When we talk about bullying, we often think of it involving minors or children on school property, and in the eyes of the law this is largely true. Every state defines bullying and cyberbullying differently under the law. You can go to stopbullying.gov/laws to look up the bullying laws and policies of each state. The legal problem that arises with cyberbullying is that it doesn’t always happen while on school property.
Schools have actually been sued for trying to discipline students for cyberbullying actions that took place off-campus and outside school hours. Carolyn Stone, Ed.D. made an interesting post on the American School Counselor Association (ASCA) site that discussed various court cases regarding cyberbullying. J.C. vs. Beverly Hills is one such case in which the bully won, as the court ruled that the school violated the student’s First-Amendment right to free speech.

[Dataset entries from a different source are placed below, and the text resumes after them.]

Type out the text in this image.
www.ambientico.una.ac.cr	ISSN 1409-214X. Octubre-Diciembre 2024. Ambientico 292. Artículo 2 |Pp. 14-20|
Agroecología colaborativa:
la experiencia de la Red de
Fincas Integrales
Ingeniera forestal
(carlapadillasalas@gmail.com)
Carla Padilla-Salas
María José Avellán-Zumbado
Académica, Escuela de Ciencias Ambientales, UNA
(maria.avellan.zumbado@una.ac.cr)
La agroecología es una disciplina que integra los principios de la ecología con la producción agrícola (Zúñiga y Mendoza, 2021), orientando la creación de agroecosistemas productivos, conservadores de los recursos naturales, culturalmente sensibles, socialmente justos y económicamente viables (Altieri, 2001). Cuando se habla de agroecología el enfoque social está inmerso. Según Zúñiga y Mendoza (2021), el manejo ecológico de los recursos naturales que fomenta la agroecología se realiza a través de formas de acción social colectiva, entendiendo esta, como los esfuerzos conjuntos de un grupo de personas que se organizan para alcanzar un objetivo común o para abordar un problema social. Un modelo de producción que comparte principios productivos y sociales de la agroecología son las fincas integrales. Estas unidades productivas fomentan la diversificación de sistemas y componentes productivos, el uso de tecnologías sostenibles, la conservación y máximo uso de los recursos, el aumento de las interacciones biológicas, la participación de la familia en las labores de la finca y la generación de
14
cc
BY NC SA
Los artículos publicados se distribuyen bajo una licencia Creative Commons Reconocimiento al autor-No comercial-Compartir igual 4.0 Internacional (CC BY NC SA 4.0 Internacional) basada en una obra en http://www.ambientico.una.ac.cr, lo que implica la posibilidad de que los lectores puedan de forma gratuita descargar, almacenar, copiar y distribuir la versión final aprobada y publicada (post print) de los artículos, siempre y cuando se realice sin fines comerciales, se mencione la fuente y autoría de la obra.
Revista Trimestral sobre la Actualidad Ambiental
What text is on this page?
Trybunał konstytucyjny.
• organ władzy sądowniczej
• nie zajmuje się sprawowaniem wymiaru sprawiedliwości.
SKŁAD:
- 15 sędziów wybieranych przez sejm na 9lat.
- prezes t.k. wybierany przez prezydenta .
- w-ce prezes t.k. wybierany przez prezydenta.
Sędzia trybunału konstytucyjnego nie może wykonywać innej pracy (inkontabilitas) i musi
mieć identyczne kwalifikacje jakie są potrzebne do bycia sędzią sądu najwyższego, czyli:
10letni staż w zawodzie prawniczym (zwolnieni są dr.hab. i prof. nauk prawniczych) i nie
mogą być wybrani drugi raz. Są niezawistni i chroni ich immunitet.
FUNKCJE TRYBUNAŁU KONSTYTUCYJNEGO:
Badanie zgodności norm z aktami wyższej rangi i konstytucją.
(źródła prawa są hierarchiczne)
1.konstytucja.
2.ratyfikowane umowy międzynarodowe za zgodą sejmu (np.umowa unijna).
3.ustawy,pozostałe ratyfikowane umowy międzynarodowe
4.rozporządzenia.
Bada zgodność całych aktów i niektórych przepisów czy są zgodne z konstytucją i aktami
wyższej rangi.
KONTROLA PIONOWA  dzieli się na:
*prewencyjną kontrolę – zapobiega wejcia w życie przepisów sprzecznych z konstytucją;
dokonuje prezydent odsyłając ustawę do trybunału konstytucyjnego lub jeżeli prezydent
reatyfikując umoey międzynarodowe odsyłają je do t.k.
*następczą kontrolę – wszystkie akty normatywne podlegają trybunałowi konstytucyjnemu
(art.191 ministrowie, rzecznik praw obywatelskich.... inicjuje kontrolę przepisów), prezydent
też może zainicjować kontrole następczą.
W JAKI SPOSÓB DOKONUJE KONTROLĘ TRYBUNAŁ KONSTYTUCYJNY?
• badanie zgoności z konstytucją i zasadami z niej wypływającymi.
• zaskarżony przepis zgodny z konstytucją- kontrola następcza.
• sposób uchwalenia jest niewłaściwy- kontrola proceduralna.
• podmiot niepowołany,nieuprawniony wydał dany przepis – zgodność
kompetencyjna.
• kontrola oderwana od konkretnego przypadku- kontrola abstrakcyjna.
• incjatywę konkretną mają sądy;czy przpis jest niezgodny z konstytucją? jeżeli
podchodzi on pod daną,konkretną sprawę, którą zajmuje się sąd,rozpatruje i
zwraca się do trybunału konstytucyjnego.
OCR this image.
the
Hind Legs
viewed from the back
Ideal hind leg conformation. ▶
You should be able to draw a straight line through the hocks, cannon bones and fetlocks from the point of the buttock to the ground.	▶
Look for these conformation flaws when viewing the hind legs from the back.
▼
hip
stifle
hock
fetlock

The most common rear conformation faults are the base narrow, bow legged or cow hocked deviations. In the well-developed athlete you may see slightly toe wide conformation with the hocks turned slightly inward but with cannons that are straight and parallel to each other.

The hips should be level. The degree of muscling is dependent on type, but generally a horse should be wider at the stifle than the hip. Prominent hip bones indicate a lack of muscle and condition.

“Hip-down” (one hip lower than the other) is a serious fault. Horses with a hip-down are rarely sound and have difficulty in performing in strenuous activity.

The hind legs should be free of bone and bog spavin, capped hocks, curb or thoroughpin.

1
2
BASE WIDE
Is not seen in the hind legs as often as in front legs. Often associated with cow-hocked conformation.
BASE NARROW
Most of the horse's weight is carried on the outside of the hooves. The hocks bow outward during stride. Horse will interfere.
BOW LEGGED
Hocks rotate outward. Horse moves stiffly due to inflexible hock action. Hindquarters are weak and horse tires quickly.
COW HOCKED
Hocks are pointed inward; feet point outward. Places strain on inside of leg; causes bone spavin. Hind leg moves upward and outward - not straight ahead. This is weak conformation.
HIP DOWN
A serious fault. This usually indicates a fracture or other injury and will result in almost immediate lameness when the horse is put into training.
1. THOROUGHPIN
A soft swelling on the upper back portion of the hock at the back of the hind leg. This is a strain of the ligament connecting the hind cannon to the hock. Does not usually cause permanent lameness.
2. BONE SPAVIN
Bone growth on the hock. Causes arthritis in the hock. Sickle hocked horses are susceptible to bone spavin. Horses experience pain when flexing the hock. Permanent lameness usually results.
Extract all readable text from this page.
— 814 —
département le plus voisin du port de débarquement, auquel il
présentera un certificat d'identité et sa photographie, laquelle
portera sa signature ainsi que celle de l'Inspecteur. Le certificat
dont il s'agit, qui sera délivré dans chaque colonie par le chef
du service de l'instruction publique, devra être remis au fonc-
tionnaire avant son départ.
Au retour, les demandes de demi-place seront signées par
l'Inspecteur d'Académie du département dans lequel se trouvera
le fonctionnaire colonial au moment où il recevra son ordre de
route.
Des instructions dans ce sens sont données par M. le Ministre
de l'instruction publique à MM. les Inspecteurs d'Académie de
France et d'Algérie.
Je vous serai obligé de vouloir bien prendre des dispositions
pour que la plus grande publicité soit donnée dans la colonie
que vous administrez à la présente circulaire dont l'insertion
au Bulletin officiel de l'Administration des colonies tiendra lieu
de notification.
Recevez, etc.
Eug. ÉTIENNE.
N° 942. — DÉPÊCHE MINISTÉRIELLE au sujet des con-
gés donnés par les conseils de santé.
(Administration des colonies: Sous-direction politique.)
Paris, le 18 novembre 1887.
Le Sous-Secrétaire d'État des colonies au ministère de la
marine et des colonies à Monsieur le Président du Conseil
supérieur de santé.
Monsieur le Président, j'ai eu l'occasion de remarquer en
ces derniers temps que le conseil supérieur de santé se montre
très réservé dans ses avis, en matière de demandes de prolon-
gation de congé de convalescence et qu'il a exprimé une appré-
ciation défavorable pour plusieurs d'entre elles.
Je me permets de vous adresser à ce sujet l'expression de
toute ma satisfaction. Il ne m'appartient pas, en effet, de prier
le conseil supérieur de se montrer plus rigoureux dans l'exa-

However, there have been other cases in which the school won: Kowalski vs. Berkeley County School District is one example of this. The deciding factor for most cyberbullying cases is if the court rules whether or not the bully was creating a substantial disruption to the school environment. Because there have been rulings decided on both sides of the debate, cyberbullying is still in a legal gray area. However, non-punitive school intervention plays a very important part in stopping any kind of bullying. Schools must work with parents and students to create a safe learning environment for everyone.
The ages of the parties involved can also shape the perception of the issue. If an adult targets a minor it is viewed as cyber-harassment or cyberstalking, but never cyberbullying. It can be difficult for children to understand all of these differences, but extremely important that they do. For many children, there is a perceived disconnect between what is said or happens online and what goes on in reality. Children need to understand that things said in an online or virtual setting can have real world implications.
When you take all of these viewpoints into account, it can be very difficult to define cyberbullying both legally and socially. Where is the line between teasing and malicious intent? These are things that children must be able to discern. This is why HEAR advocates building strong home-school partnerships, and is one of the foundational approaches discussed in HEAR Presentation. Sue Swearer’s Empowerment Initiative blog is another a great resource that talks about strategies for youth, parents, and educators to curb cyberbullying in their schools.